1000 BANGAU KERTAS Karya S. Rejeki (XII IPS 3)

          “Haaaah… Aku ingin berteriak sekeras mungkin. Aku ingin mengadu tentang semua ini. Tetapi pada siapa aku dapat mencurahkan semuanya?”.Keluh Azkia gadis remaja yang sedang dilanda kesepian. Ia yang selalu merindukan sosok teman sejati yang benar-benar mengerti hidupnya.  “Haruskah aku mengadu pada matahari ataukah pada bulan yang selalu tampakkan cahayanya dari jendela kamarku?”
            Azkia merasa terasingkan didalam teman-temannya maupun didalam keluarganya. Tak ada satu pun yangb peduli dengannya terkecuali neneknya. Ibunya bekerja di negeri orang,karena urusan perusahaan yang mengharuskan beliau seperti itu. Sedangkan ayahnya,entah dimana keberadaannya. Sejak kecil ia hanya brerteman dengan nenek dan ibu. Itu pun tak seyiap hari ibu dapat menemani hara-hari Azkia.
           Mentari pagi menampakkan sinar hangatnya, seakan-akan meyapa Azkia dalam cerahnya pagi hari itu. Seperti biasa ,Azkia menjalani aktifitasnya sehari-hari yang sering dilakukan. Dengan langkah berat, ia menampakkan kaki untuk menuju sekolah. Ia dengan langkah yang lemas mulai menuju keruang kelasnya. Ia menyeretkan tas selempangnya dan menaruhnya dengan kasar diatas meja. Teman-teman disampingnya menoceh tidak jelas dan terdengar keras ditelinganya. “Buatlah 1000 banguu kertas, dan tulis disetiap bangau itu sebuah harapan yang selama ini kamu pendam. Karena dengan itu harapan kamu pada ke-1000 bangau kertas tersebut akan terwujud. Percayalah.”
           Dengan rasa heran dan kaget, spontan ia mengangkat kepala. “Ternyata tiadak ada satu orang pun di kelas ini. Mungkin ini hanya halusinasiku saja”. Ujar Azkia Nampak kebingungan. “Terkadang dunia memang kejam.” Azkia mendengarkan kembali suara yang tak jelas darimana asalnya.
           Bel sekolah bordering tiga kali tanda siswa untuk pulang.
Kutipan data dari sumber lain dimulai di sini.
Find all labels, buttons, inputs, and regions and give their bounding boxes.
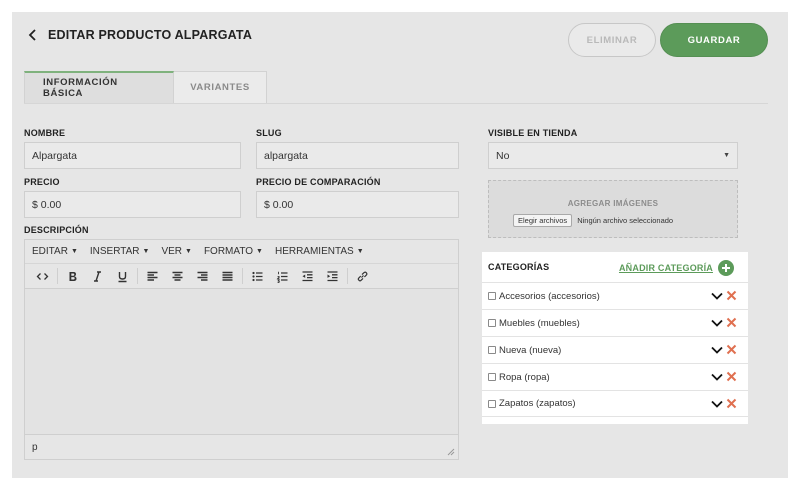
caret-down-icon: ▼ (70, 248, 78, 255)
align-right-icon[interactable] (190, 266, 215, 286)
name-label: NOMBRE (24, 128, 66, 138)
chevron-left-icon[interactable] (26, 28, 40, 42)
visible-select[interactable]: No ▼ (488, 142, 738, 169)
categories-list: Accesorios (accesorios) Muebles (muebles… (482, 282, 748, 417)
bullet-list-icon[interactable] (245, 266, 270, 286)
menu-tools[interactable]: HERRAMIENTAS ▼ (275, 246, 364, 257)
choose-files-button[interactable]: Elegir archivos (513, 214, 573, 227)
slug-input[interactable]: alpargata (256, 142, 459, 169)
chevron-down-icon[interactable] (711, 345, 723, 355)
file-status-text: Ningún archivo seleccionado (577, 216, 674, 225)
add-images-label: AGREGAR IMÁGENES (567, 199, 659, 208)
description-label: DESCRIPCIÓN (24, 225, 89, 235)
toolbar-divider (347, 268, 348, 284)
save-button[interactable]: GUARDAR (660, 23, 768, 57)
editor-menubar: EDITAR ▼ INSERTAR ▼ VER ▼ FORMATO ▼ HERRAMIE… (25, 240, 458, 264)
caret-down-icon: ▼ (723, 152, 730, 159)
category-label: Nueva (nueva) (499, 344, 562, 356)
category-label: Ropa (ropa) (499, 371, 550, 383)
visible-label: VISIBLE EN TIENDA (488, 128, 578, 138)
slug-label: SLUG (256, 128, 282, 138)
menu-insert[interactable]: INSERTAR ▼ (90, 246, 150, 257)
align-justify-icon[interactable] (215, 266, 240, 286)
categories-title: CATEGORÍAS (488, 262, 550, 272)
visible-select-value: No (496, 149, 510, 162)
delete-button[interactable]: ELIMINAR (568, 23, 656, 57)
close-icon[interactable] (726, 317, 737, 328)
caret-down-icon: ▼ (185, 248, 192, 255)
bold-icon[interactable] (60, 266, 85, 286)
images-dropzone[interactable]: AGREGAR IMÁGENES Elegir archivos Ningún … (488, 180, 738, 238)
editor-content-area[interactable] (25, 290, 458, 434)
outdent-icon[interactable] (295, 266, 320, 286)
price-label: PRECIO (24, 177, 60, 187)
close-icon[interactable] (726, 371, 737, 382)
editor-toolbar (25, 264, 458, 289)
tab-divider (24, 103, 768, 104)
file-input: Elegir archivos Ningún archivo seleccion… (513, 214, 673, 227)
underline-icon[interactable] (110, 266, 135, 286)
close-icon[interactable] (726, 290, 737, 301)
category-label: Zapatos (zapatos) (499, 398, 576, 409)
numbered-list-icon[interactable] (270, 266, 295, 286)
category-checkbox[interactable] (488, 346, 496, 354)
caret-down-icon: ▼ (256, 248, 263, 255)
chevron-down-icon[interactable] (711, 399, 723, 409)
list-item: Nueva (nueva) (482, 336, 748, 363)
category-checkbox[interactable] (488, 399, 496, 408)
category-checkbox[interactable] (488, 319, 496, 327)
tab-variants[interactable]: VARIANTES (174, 71, 267, 104)
price-input[interactable]: $ 0.00 (24, 191, 241, 218)
plus-circle-icon[interactable] (718, 260, 734, 276)
list-item: Accesorios (accesorios) (482, 282, 748, 309)
category-label: Muebles (muebles) (499, 317, 580, 329)
tab-bar: INFORMACIÓN BÁSICA VARIANTES (24, 71, 267, 104)
italic-icon[interactable] (85, 266, 110, 286)
toolbar-divider (137, 268, 138, 284)
tab-basic-info[interactable]: INFORMACIÓN BÁSICA (24, 71, 174, 104)
list-item: Muebles (muebles) (482, 309, 748, 336)
menu-view[interactable]: VER ▼ (161, 246, 192, 257)
chevron-down-icon[interactable] (711, 291, 723, 301)
compare-price-label: PRECIO DE COMPARACIÓN (256, 177, 381, 187)
editor-statusbar: p (25, 434, 458, 459)
page-title: EDITAR PRODUCTO ALPARGATA (48, 28, 253, 42)
add-category-button[interactable]: AÑADIR CATEGORÍA (619, 260, 734, 276)
code-icon[interactable] (30, 266, 55, 286)
resize-handle-icon[interactable] (447, 448, 455, 456)
link-icon[interactable] (350, 266, 375, 286)
toolbar-divider (242, 268, 243, 284)
close-icon[interactable] (726, 344, 737, 355)
caret-down-icon: ▼ (142, 248, 150, 255)
categories-panel: CATEGORÍAS AÑADIR CATEGORÍA Accesorios (… (482, 252, 748, 424)
edit-product-page: EDITAR PRODUCTO ALPARGATA ELIMINAR GUARD… (12, 12, 788, 478)
list-item: Ropa (ropa) (482, 363, 748, 390)
name-input[interactable]: Alpargata (24, 142, 241, 169)
close-icon[interactable] (726, 398, 737, 409)
category-label: Accesorios (accesorios) (499, 290, 600, 302)
menu-format[interactable]: FORMATO ▼ (204, 246, 263, 257)
chevron-down-icon[interactable] (711, 318, 723, 328)
app-panel: EDITAR PRODUCTO ALPARGATA ELIMINAR GUARD… (12, 12, 788, 478)
menu-edit[interactable]: EDITAR ▼ (32, 246, 78, 257)
toolbar-divider (57, 268, 58, 284)
chevron-down-icon[interactable] (711, 372, 723, 382)
category-checkbox[interactable] (488, 292, 496, 300)
rich-text-editor: EDITAR ▼ INSERTAR ▼ VER ▼ FORMATO ▼ HERRAMIE… (24, 239, 459, 460)
add-category-label[interactable]: AÑADIR CATEGORÍA (619, 263, 713, 273)
compare-price-input[interactable]: $ 0.00 (256, 191, 459, 218)
align-center-icon[interactable] (165, 266, 190, 286)
page-header: EDITAR PRODUCTO ALPARGATA (26, 28, 252, 42)
list-item: Zapatos (zapatos) (482, 390, 748, 417)
element-path: p (32, 441, 38, 453)
align-left-icon[interactable] (140, 266, 165, 286)
category-checkbox[interactable] (488, 373, 496, 381)
indent-icon[interactable] (320, 266, 345, 286)
caret-down-icon: ▼ (356, 248, 364, 255)
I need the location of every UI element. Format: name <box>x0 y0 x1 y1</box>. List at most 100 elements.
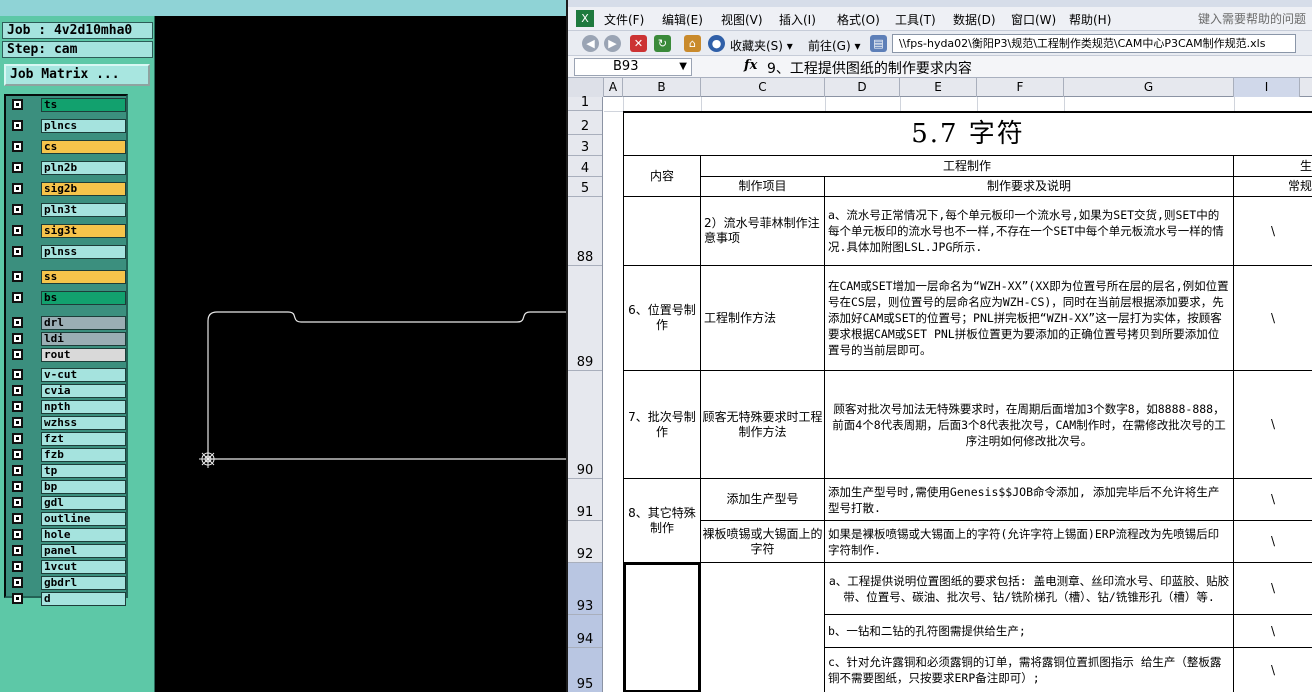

Azkia memutuskan untuk bergegas pulang kerumah , karena ia sudah tidak sabar ingin belajar membuat bangau kertas bersama nenek. Sesampai dirumah, ia melihat nenek sedang asyik merangkai bunga mawar yang akan pengharum serta hiasan ruangan. “Nenek , Kia pulang.” Sapa Azkia kepada nenek. “Nek bisa ajarkan sku membuat bangau kertas?”. Sambungnya. “Nenek tentu bisa membanyu kamu, kamu kan cucu kesayangan nenek. Memang untuk apa? Tumben-tumben sekali kamu  minta ajarkan nenek membuat bangau kertas “. Tanya nenek , setengah agak mengejek cucunya itu.
           “Nah, begitu caranya. Kamu sudah pahamkan dengan apa yang nenek ajarkan tadi?”.  Azkia mengangguk tanda mengerti. Sebagai tanda terima kasih,Azkia mencium kedua pipi neneknya diruang tamu dengan secangkir the hangat yang menemani nenek.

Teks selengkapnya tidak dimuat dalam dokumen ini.